Optimus extends parts of the compiler and runtime of DryadLinQ in order to provide optimisations of the execution plan graph (EPG). An EPG is normally a static data structure that represents the computations and dataflow in a directed acyclic graph; the distributed execution engine uses the EPG to distributed tasks among other things.
Optimus collects statistics (the statistic function can be user-defined) in order to optimise the EPG. From the architectural point of view, there is a master node that receives these statistics and the worker nodes generate them, performing some aggregation of the data collected to keep the messages as small as possible. Optimus permits the developer to code rewriting functions that will be called by the runtime rewritting engine when looking for optimisations in the EPG.
Before a function is called, the node collects statistics based on input data, sends it to the rewriting engine which updates the EPG. Afterwards, the rewriting engine can choose the best function based on those runtime statistics.
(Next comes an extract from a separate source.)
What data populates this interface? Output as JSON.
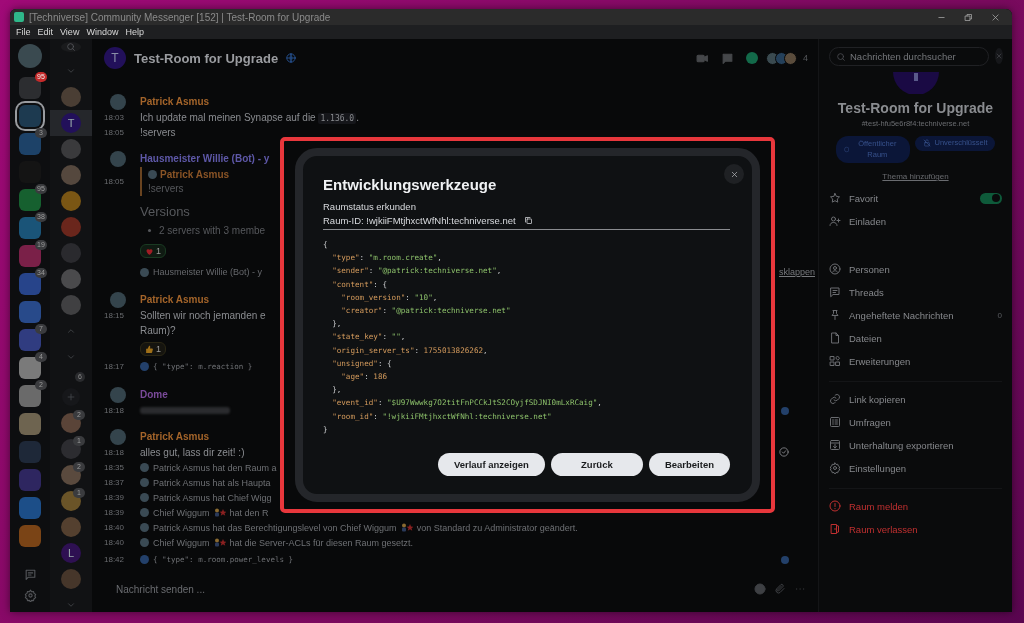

The following steps show a simplified workflow for Optimus:
- Before a node performs a computation, collect runtime statistics (based on the input to the computation)
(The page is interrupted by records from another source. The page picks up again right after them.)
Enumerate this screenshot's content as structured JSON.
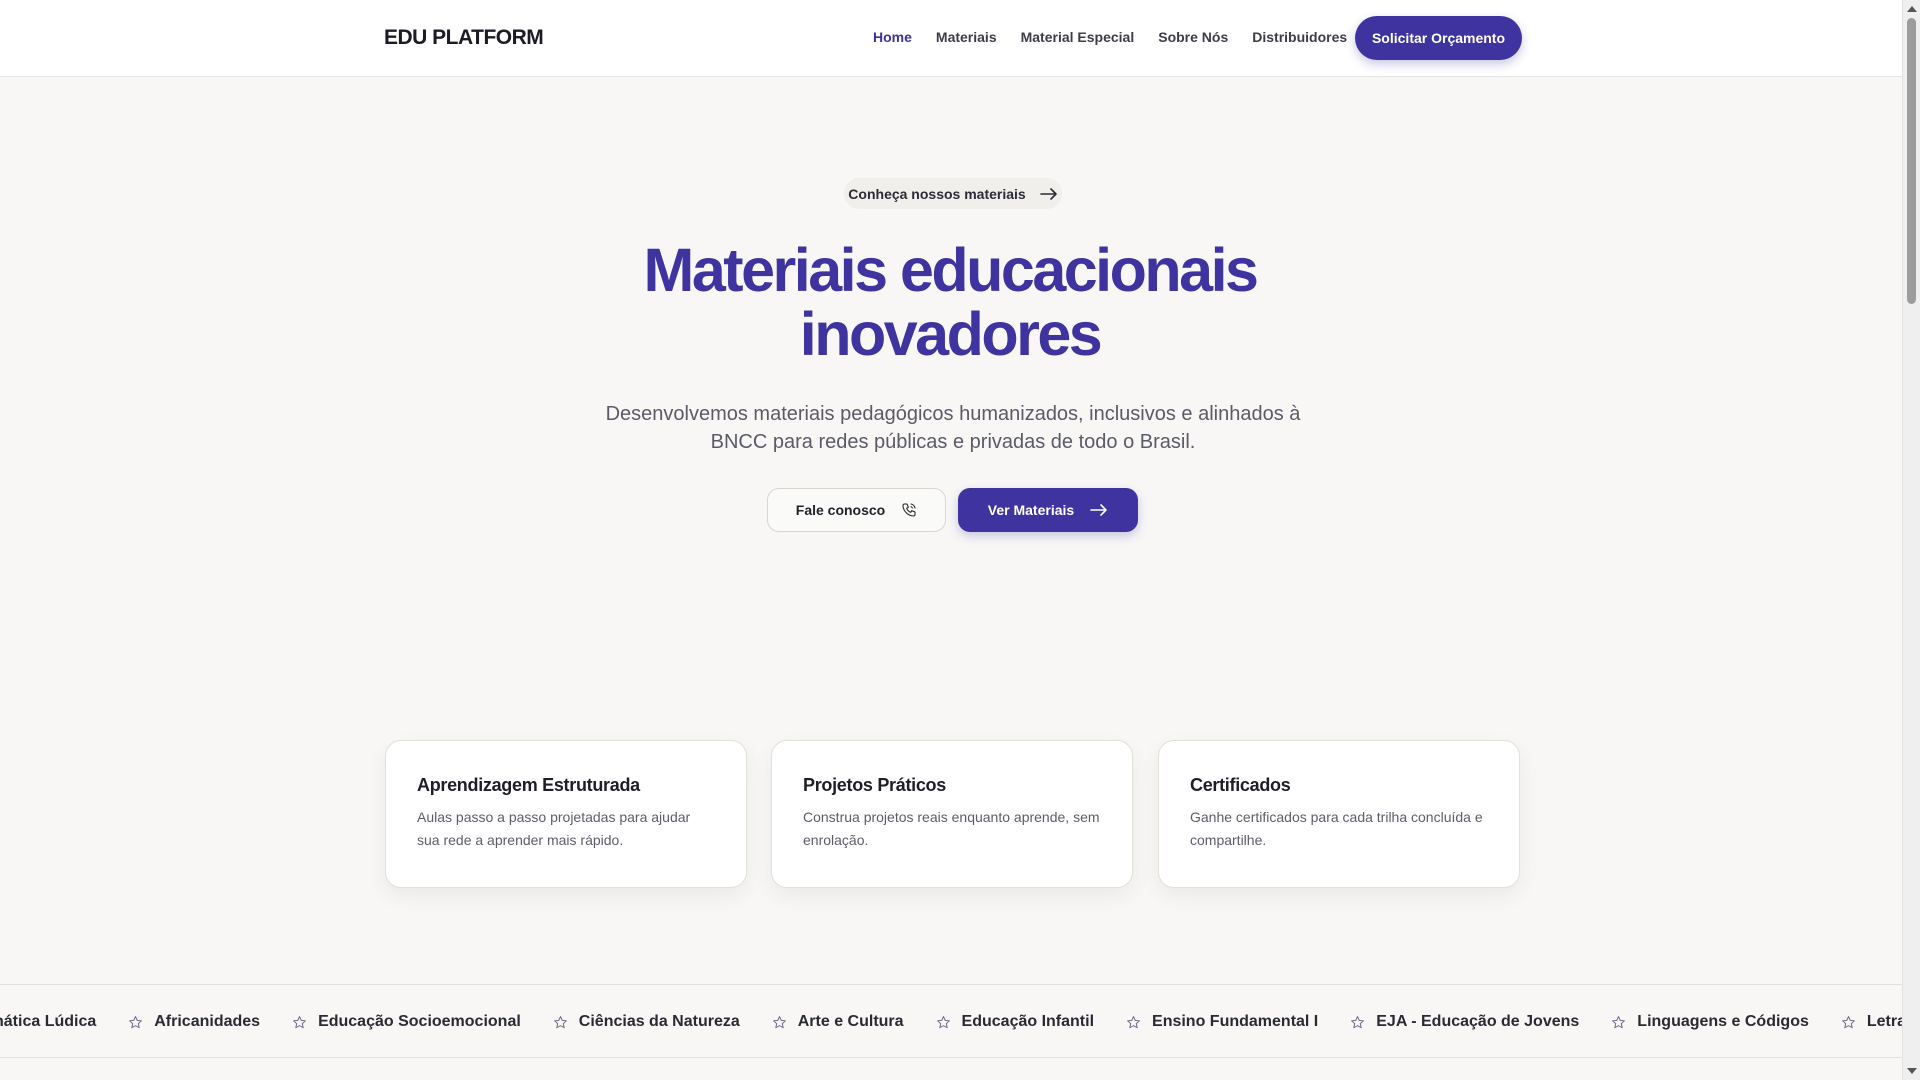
{
  "header": {
    "logo": "EDU PLATFORM",
    "nav": [
      {
        "label": "Home",
        "active": true
      },
      {
        "label": "Materiais"
      },
      {
        "label": "Material Especial"
      },
      {
        "label": "Sobre Nós"
      },
      {
        "label": "Distribuidores"
      }
    ],
    "cta_label": "Solicitar Orçamento"
  },
  "hero": {
    "pill_label": "Conheça nossos materiais",
    "title_line1": "Materiais educacionais",
    "title_line2": "inovadores",
    "subtitle": "Desenvolvemos materiais pedagógicos humanizados, inclusivos e alinhados à BNCC para redes públicas e privadas de todo o Brasil.",
    "secondary_button": "Fale conosco",
    "primary_button": "Ver Materiais"
  },
  "features": [
    {
      "title": "Aprendizagem Estruturada",
      "text": "Aulas passo a passo projetadas para ajudar sua rede a aprender mais rápido."
    },
    {
      "title": "Projetos Práticos",
      "text": "Construa projetos reais enquanto aprende, sem enrolação."
    },
    {
      "title": "Certificados",
      "text": "Ganhe certificados para cada trilha concluída e compartilhe."
    }
  ],
  "marquee": [
    "nática Lúdica",
    "Africanidades",
    "Educação Socioemocional",
    "Ciências da Natureza",
    "Arte e Cultura",
    "Educação Infantil",
    "Ensino Fundamental I",
    "EJA - Educação de Jovens",
    "Linguagens e Códigos",
    "Letramento e Alfab"
  ],
  "colors": {
    "brand": "#3f33a0",
    "background": "#f8f7f5"
  },
  "icons": {
    "pill": "arrow-right-icon",
    "secondary_button": "phone-icon",
    "primary_button": "arrow-right-icon",
    "marquee": "star-icon"
  }
}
- Send statistic to rewriting engine
- The rewriting engine optimises the EPG and re-wires the function that the nodes will execute on a per node basis – this solves problems with skew data 3.1. The re-wiring may be running a new computation that calls again the rewriting engine to further optimise the new data set before proceeding to running the function.
- Perform computation and go back to step 1, if necessary
In the paper, they give details on how they solved dynamic data partitioning, MapReduce jobs, joins and iterative computations.